Mayank Rausaria and Sandeep Kumar Sharma
Organisations continually strive to strike a balance between increasing equipment efficiency and reducing overall maintenance costs. Asset service engineers and quality departments across industries, such as airlines, oil & gas, pharmaceuticals, telecom, automobiles, and others, are pushed continuously to optimise their planning and operational expenses.
As the Industry 4.0 paradigm continues to evolve, the Digital Twins technology provides a pragmatic opportunity to leverage virtual models to also enable impact points such as to predict failures, prescribe actions, and support digital supply chain networks.
A digital twin, by definition, offers a seamless convergence of the physical and digital worlds — creating an ever-evolving digital profile of a physical asset based on its historical and current behaviour. For example: Supply Chain Optimisation through simulation and data monitoring.
The opportunities ahead
The idea of using digital models to optimise asset efficiency is not new. However, technological advancements in computational power, artificial intelligence (AI), augmented reality, actuators, and Internet of Things (IoT) are now allowing organisations to find increasingly sophisticated capabilities to simulate, model, and visualise intricate patterns.
The spectrum of possible instrumentation has also expanded beyond the conventional sensors and micro-controller to beacons, light detection & ranging, infrared, and vision technologies, allowing rich datasets to mine for signals. The next-generation technology has the potential to allow businesses to create increasingly sophisticated virtual models to optimise processes, products, and services.
It is imperative that organisations in the future would need to consider integrating IoT, machine learning, advanced computing infrastructure, and more to unlock entirely new business models, including as-a-service, pay-per-use, bundled services, and others.
Potential impact areas
Reachability, convenience, safety, appreciation for interdependent, and cascading, failures often constrain field maintenance. Digital twin technologies have the potential to not only enable remote sensing, the accurate curve of asset degradation, signal correlations that otherwise are hard to relate but also offer to design millions of complex what-if simulations and augment root cause analysis for detected real-world conditions.
Consider examples where an automotive original equipment manufacturer (OEM) is leveraging a state-of-the-art big data platform to predict failures and increase uptime of its asset’s aftermarket in real-time through an ensemble of machine learning algorithms. Similarly, a consumer product manufacturer is adopting a harmonised maintenance solution based on fault code correlation and image analytics for their welding and cutting robots.
Key bottlenecks in realising the promise of digital twins are interoperability of communication between sensors, operational technology hardware, and vendor platforms; suboptimal design of signal transmission; balancing the cost-versus-benefit analysis on the number of sensors needed. Organisations that plan to explore as-a-service revenue models should consider potential privacy and cyber risks as data get aggregated from multiple networks. Effective planning and architecture are seen to have yielded success in multiple enterprises.
The road ahead
Given the vast opportunity and applications of the digital twin, organisations often have a dilemma about where to start. While an overly simplistic model may not yield the value, undertaking a vast scope too fast can be overwhelming with millions of signals and complexity of technology.
Organisations could consider starting with a vision by exploring the possibilities for a digital twin. A focus on a specific use case that has a high possible value, and the best chance to succeed is to go broader than deeper, stabilise the pilot, and industrialise by adding adjacent process areas.
During the early phases of the journey, focus on consolidating and visualising complex data sets to generate rule-based alerts. Following this scale for anomaly detection, preventive maintenance, and prescribing corrective action capabilities can be looked into.

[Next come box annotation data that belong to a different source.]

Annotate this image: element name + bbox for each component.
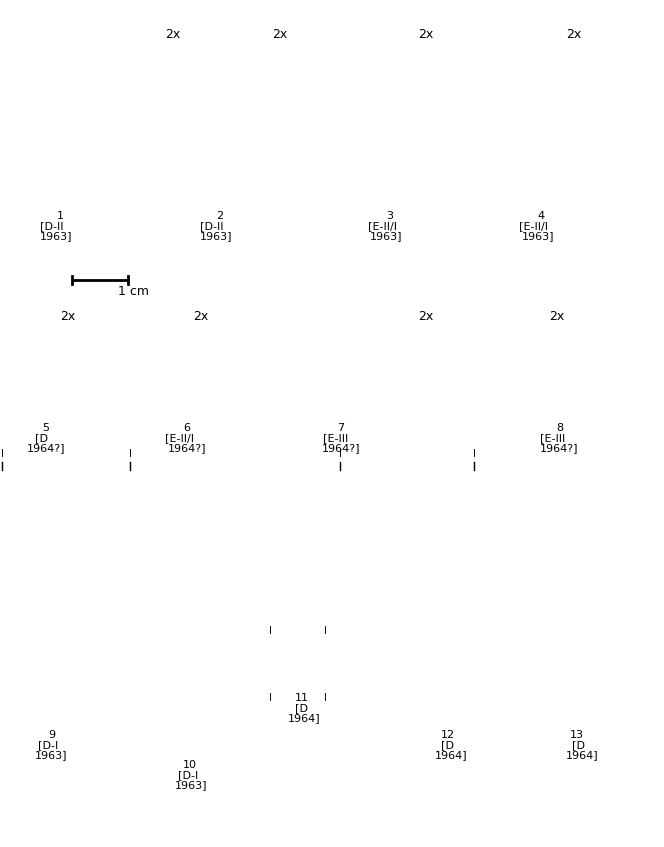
Text: 10: 10 [183,760,197,770]
Text: 1964?]: 1964?] [322,443,361,453]
Text: 3: 3 [386,211,393,221]
Text: I: I [339,449,341,459]
Text: I: I [323,693,327,703]
Text: [D: [D [572,740,585,750]
Text: [D-I: [D-I [178,770,199,780]
Text: 1964]: 1964] [566,750,599,760]
Text: I: I [473,449,475,459]
Text: 1963]: 1963] [522,231,554,241]
Text: [E-II/I: [E-II/I [165,433,194,443]
Text: 1963]: 1963] [200,231,232,241]
Text: 2x: 2x [418,28,433,41]
Text: 7: 7 [337,423,344,433]
Text: 11: 11 [295,693,309,703]
Text: 8: 8 [556,423,563,433]
Text: [D-II: [D-II [200,221,224,231]
Text: 2x: 2x [193,310,208,323]
Text: [D: [D [441,740,454,750]
Text: 1964]: 1964] [435,750,467,760]
Text: [D-I: [D-I [38,740,58,750]
Text: 1: 1 [57,211,64,221]
Text: 13: 13 [570,730,584,740]
Text: 1963]: 1963] [35,750,68,760]
Text: [E-III: [E-III [540,433,565,443]
Text: [D: [D [35,433,48,443]
Text: 1963]: 1963] [40,231,72,241]
Text: 1964?]: 1964?] [27,443,66,453]
Text: 1964]: 1964] [288,713,321,723]
Text: 2x: 2x [418,310,433,323]
Text: 9: 9 [48,730,55,740]
Text: 2x: 2x [60,310,75,323]
Text: [D: [D [295,703,308,713]
Text: I: I [323,626,327,636]
Text: 2x: 2x [549,310,564,323]
Text: 4: 4 [537,211,544,221]
Text: 2x: 2x [566,28,581,41]
Text: [E-III: [E-III [323,433,348,443]
Text: 1 cm: 1 cm [118,285,149,298]
Text: 12: 12 [441,730,455,740]
Text: [E-II/I: [E-II/I [368,221,397,231]
Text: 5: 5 [42,423,49,433]
Text: I: I [268,693,272,703]
Text: 2x: 2x [272,28,288,41]
Text: 1963]: 1963] [370,231,402,241]
Text: 1964?]: 1964?] [168,443,207,453]
Text: I: I [129,449,131,459]
Text: 2: 2 [216,211,223,221]
Text: [E-II/I: [E-II/I [519,221,548,231]
Text: I: I [1,449,3,459]
Text: I: I [268,626,272,636]
Text: 2x: 2x [165,28,180,41]
Text: 6: 6 [183,423,190,433]
Text: 1964?]: 1964?] [540,443,578,453]
Text: [D-II: [D-II [40,221,64,231]
Text: 1963]: 1963] [175,780,207,790]
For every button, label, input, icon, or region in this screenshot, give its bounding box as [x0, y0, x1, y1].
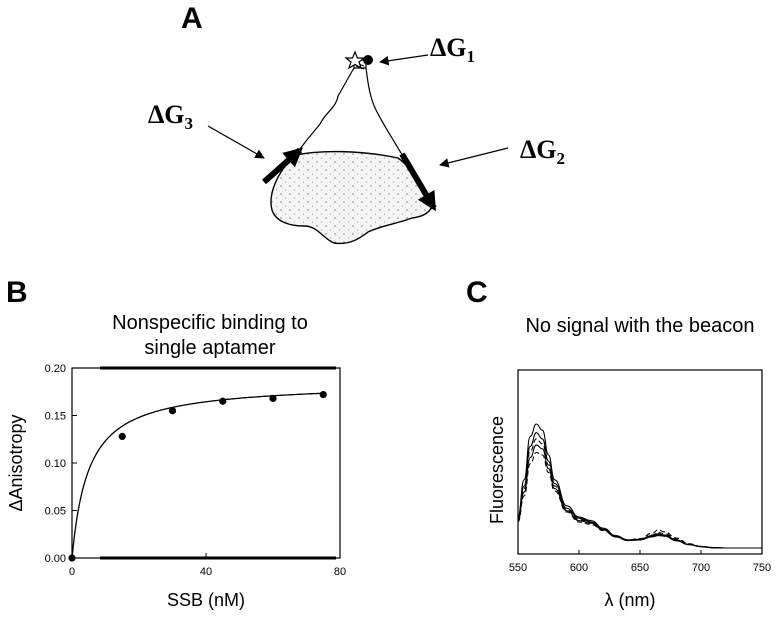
- plot-frame: [518, 370, 762, 554]
- x-tick-label: 550: [509, 562, 527, 574]
- x-tick-label: 750: [753, 562, 771, 574]
- x-axis-title: λ (nm): [605, 590, 656, 610]
- x-tick-label: 700: [692, 562, 710, 574]
- y-axis-title: Fluorescence: [487, 416, 507, 524]
- spectrum-series-line: [518, 445, 762, 548]
- spectrum-series-line: [518, 453, 762, 549]
- x-tick-label: 650: [631, 562, 649, 574]
- spectrum-series-line: [518, 433, 762, 548]
- spectrum-series-line: [518, 439, 762, 548]
- x-tick-label: 600: [570, 562, 588, 574]
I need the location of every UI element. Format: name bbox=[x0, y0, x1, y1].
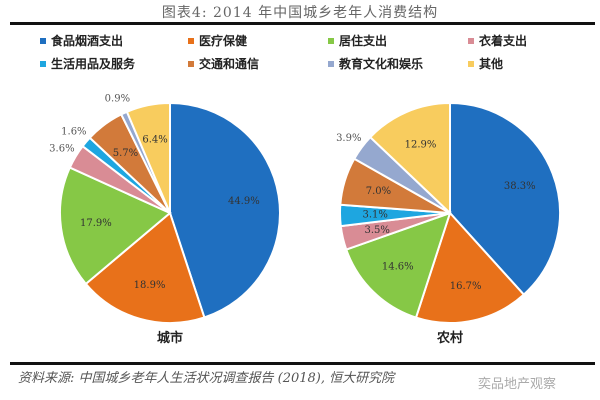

As capabilities and sophistication grow, it is expected to have more organisations use digital twin technologies to optimise processes, to make data-driven decisions in real-time, and to design new products and services. The potential gets amplified with advances in the near-future technologies such as 5G networks, open-source activity, and Quantum.
Globally, many organisations have already started pioneering and piloting digital twin technologies. Others are likely to soon follow as early adopters demonstrate the first-mover advantage in their respective sectors. The question for organisations should be on when and where to get started, rather than if.Mayank Rausaria is Partner, Deloitte Touche Tohmatsu India LLP and Sandeep Kumar Sharma is Managing Director, Deloitte in India. Views are personal.